Appreciate your site greatly. Took in a stray kitten a couple months ago and found out he is FIV positive. Your information on FIV is immensely helpful and I am trying to spread the word that one does not have to euthanize or isolate an FIV positive cat. Thank you for the great information on this.

One question, though...should an FIV positive cat be given any vaccinations, considering the nature of his condition is a compromised immune system? It seems counter-intuitive to inject a virus into a cat who will have trouble fighting it...?

Again, many thanks for your great website and info. on FIV.

Jenny

Feline immunodeficiency virus, or FIV, is very similar to the virus that causes human AIDS. There is no evidence that FIV poses a health risk to humans.

Cats with FIV suffer from immune system compromise. A weakened immune system predisposes cats to opportunistic viral and bacterial infections.

Jenny, you make a good point about injecting viruses into a cat with a weak immune system. Some vaccines are made from attenuated (modified) live pathogens. The organisms in these vaccines can in rare instances revert to a pathological state. This so-called reversion to virulence may be more likely in an immunocompromised individual.
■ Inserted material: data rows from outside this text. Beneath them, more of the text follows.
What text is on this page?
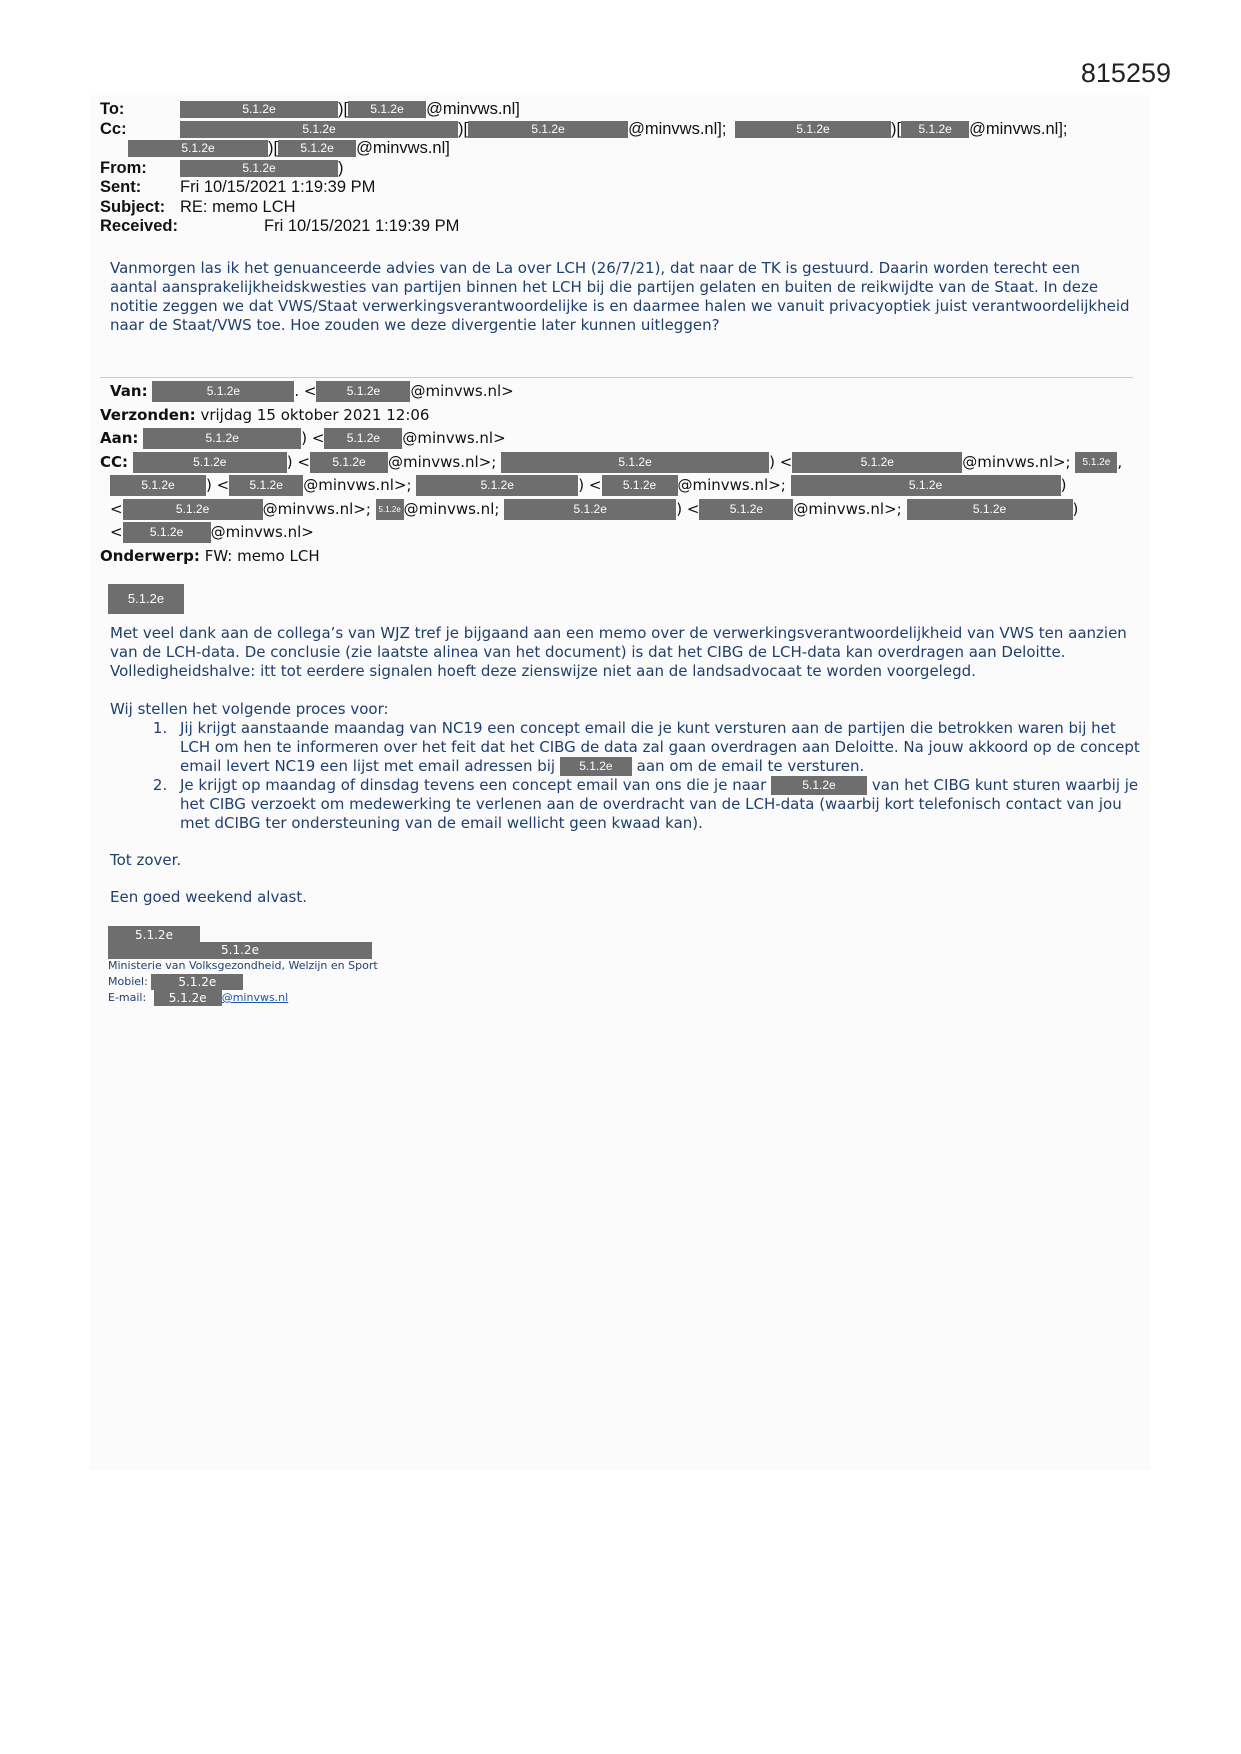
815259
To:	5.1.2e	)[ 5.1.2e @minvws.nl]
Cc:	5.1.2e	)[	5.1.2e	@minvws.nl];	5.1.2e	)[ 5.1.2e @minvws.nl];
5.1.2e	)[ 5.1.2e @minvws.nl]
From:	5.1.2e	)
Sent: Fri 10/15/2021 1:19:39 PM
Subject: RE: memo LCH
Received:	Fri 10/15/2021 1:19:39 PM
Vanmorgen las ik het genuanceerde advies van de La over LCH (26/7/21), dat naar de TK is gestuurd. Daarin worden terecht een aantal aansprakelijkheidskwesties van partijen binnen het LCH bij die partijen gelaten en buiten de reikwijdte van de Staat. In deze notitie zeggen we dat VWS/Staat verwerkingsverantwoordelijke is en daarmee halen we vanuit privacyoptiek juist verantwoordelijkheid naar de Staat/VWS toe. Hoe zouden we deze divergentie later kunnen uitleggen?
Van:	5.1.2e	. <	5.1.2e @minvws.nl>
Verzonden: vrijdag 15 oktober 2021 12:06
Aan:	5.1.2e	) < 5.1.2e @minvws.nl>
CC:	5.1.2e	) < 5.1.2e @minvws.nl>;	5.1.2e	) <	5.1.2e	@minvws.nl>; 5.1.2e ,
5.1.2e ) < 5.1.2e @minvws.nl>;	5.1.2e	) < 5.1.2e @minvws.nl>;	5.1.2e	)
<	5.1.2e	@minvws.nl>; 5.1.2e @minvws.nl;	5.1.2e	) <	5.1.2e @minvws.nl>;	5.1.2e	)
< 5.1.2e @minvws.nl>
Onderwerp: FW: memo LCH
5.1.2e
Met veel dank aan de collega’s van WJZ tref je bijgaand aan een memo over de verwerkingsverantwoordelijkheid van VWS ten aanzien van de LCH-data. De conclusie (zie laatste alinea van het document) is dat het CIBG de LCH-data kan overdragen aan Deloitte. Volledigheidshalve: itt tot eerdere signalen hoeft deze zienswijze niet aan de landsadvocaat te worden voorgelegd.
Wij stellen het volgende proces voor:
1. Jij krijgt aanstaande maandag van NC19 een concept email die je kunt versturen aan de partijen die betrokken waren bij het LCH om hen te informeren over het feit dat het CIBG de data zal gaan overdragen aan Deloitte. Na jouw akkoord op de concept email levert NC19 een lijst met email adressen bij 5.1.2e aan om de email te versturen.
2. Je krijgt op maandag of dinsdag tevens een concept email van ons die je naar	5.1.2e van het CIBG kunt sturen waarbij je het CIBG verzoekt om medewerking te verlenen aan de overdracht van de LCH-data (waarbij kort telefonisch contact van jou met dCIBG ter ondersteuning van de email wellicht geen kwaad kan).
Tot zover.
Een goed weekend alvast.
5.1.2e
5.1.2e
Ministerie van Volksgezondheid, Welzijn en Sport
Mobiel:	5.1.2e
E-mail: 5.1.2e @minvws.nl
However, I would not recommend foregoing vaccines altogether. Although the virus will some day affect your kitten's immune system, for many years he may respond normally and benefit normally from vaccination. Also, remember that a weak immune system needs all the help it can get. Vaccines are designed to help the immune system organize and prepare for exposure to disease.
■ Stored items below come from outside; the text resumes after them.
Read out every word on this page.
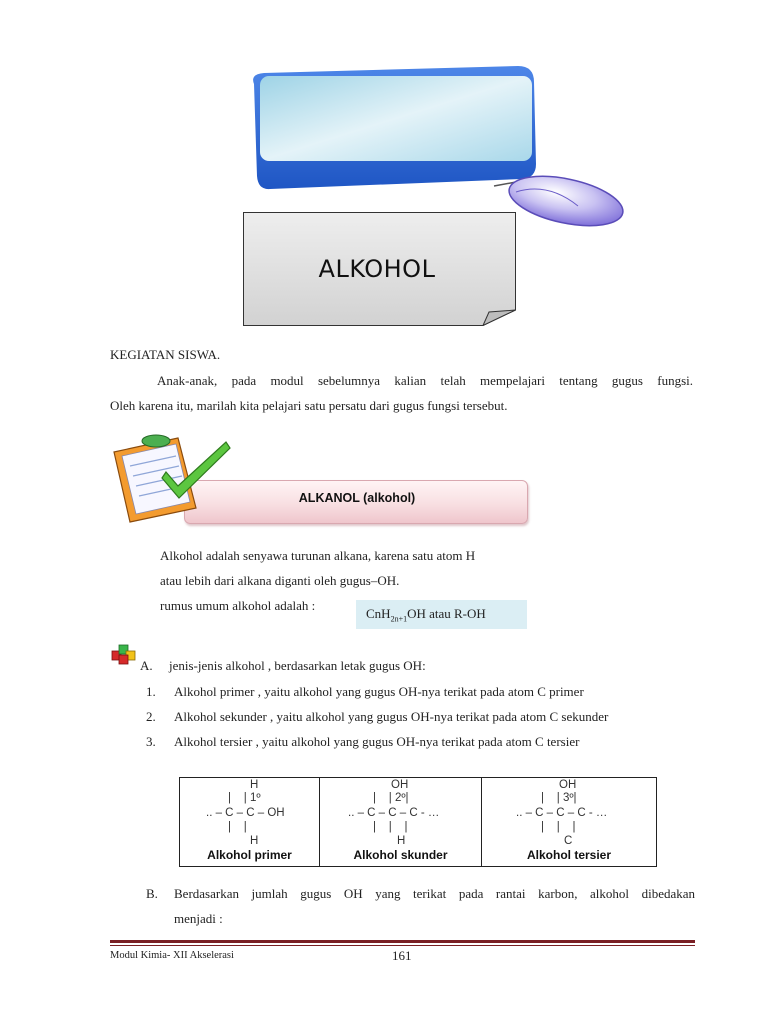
ALKOHOL
KEGIATAN SISWA.
Anak-anak, pada modul sebelumnya kalian telah mempelajari tentang gugus fungsi.
Oleh karena itu, marilah kita pelajari satu persatu dari gugus fungsi tersebut.
ALKANOL (alkohol)
Alkohol adalah senyawa turunan alkana, karena satu atom H
atau lebih dari alkana diganti oleh gugus–OH.
rumus umum alkohol adalah :
CnH$_{2n+1}$OH atau R-OH
A. jenis-jenis alkohol , berdasarkan letak gugus OH:
1. Alkohol primer , yaitu alkohol yang gugus OH-nya terikat pada atom C primer
2. Alkohol sekunder , yaitu alkohol yang gugus OH-nya terikat pada atom C sekunder
3. Alkohol tersier , yaitu alkohol yang gugus OH-nya terikat pada atom C tersier
H
|    | 1º
.. – C – C – OH
|    |
H
Alkohol primer
OH
|    | 2º|
.. – C – C – C - …
|    |    |
H
Alkohol skunder
OH
|    | 3º|
.. – C – C – C - …
|    |    |
C
Alkohol tersier
B. Berdasarkan jumlah gugus OH yang terikat pada rantai karbon, alkohol dibedakan
menjadi :
Modul Kimia- XII Akselerasi	161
To my knowledge no group of specialists has issued specific vaccine guidelines for cats with FIV (if any reader knows otherwise and has a link to such guidelines, please post it in the comments section). In the absence of guidelines, I would recommend the following steps.

  • Keep your kitten indoors. This will reduce his exposure to potential pathogens.
  • Have your kitten re-tested for FIV in six months. Standard tests for FIV can yield false positives, especially in young kittens. Ask your vet about re-testing with a method known as western blot. This method yields very few false positives.
  • Although some thoughtful and reasonable veterinarians may disagree with this (remember, there is no consensus among vets about vaccines in general), I recommend that you follow standard kitten vaccination guidelines for core vaccines. This means he would be vaccinated at 8, 12, and 16 weeks of age. Re-vaccinate at one year of age, and then repeat the vaccines no more often than every three years. Core vaccines include panleukopenia (usually in combination with rhinotracheitis and calicivirus) and rabies (where legally required). If your cat does not go outside he won't need the leukemia vaccine.
  • Avoid non-core vaccines such as Bordetella and ringworm.
  • Ask that no modified live vaccines be used in your cat. In my opinion killed virus and subunit vaccines are more appropriate for your cat's circumstances.
  • Stay up to date with feline vaccine guidelines and news. New research could come out any day that might affect your decisions about vaccinating your cat.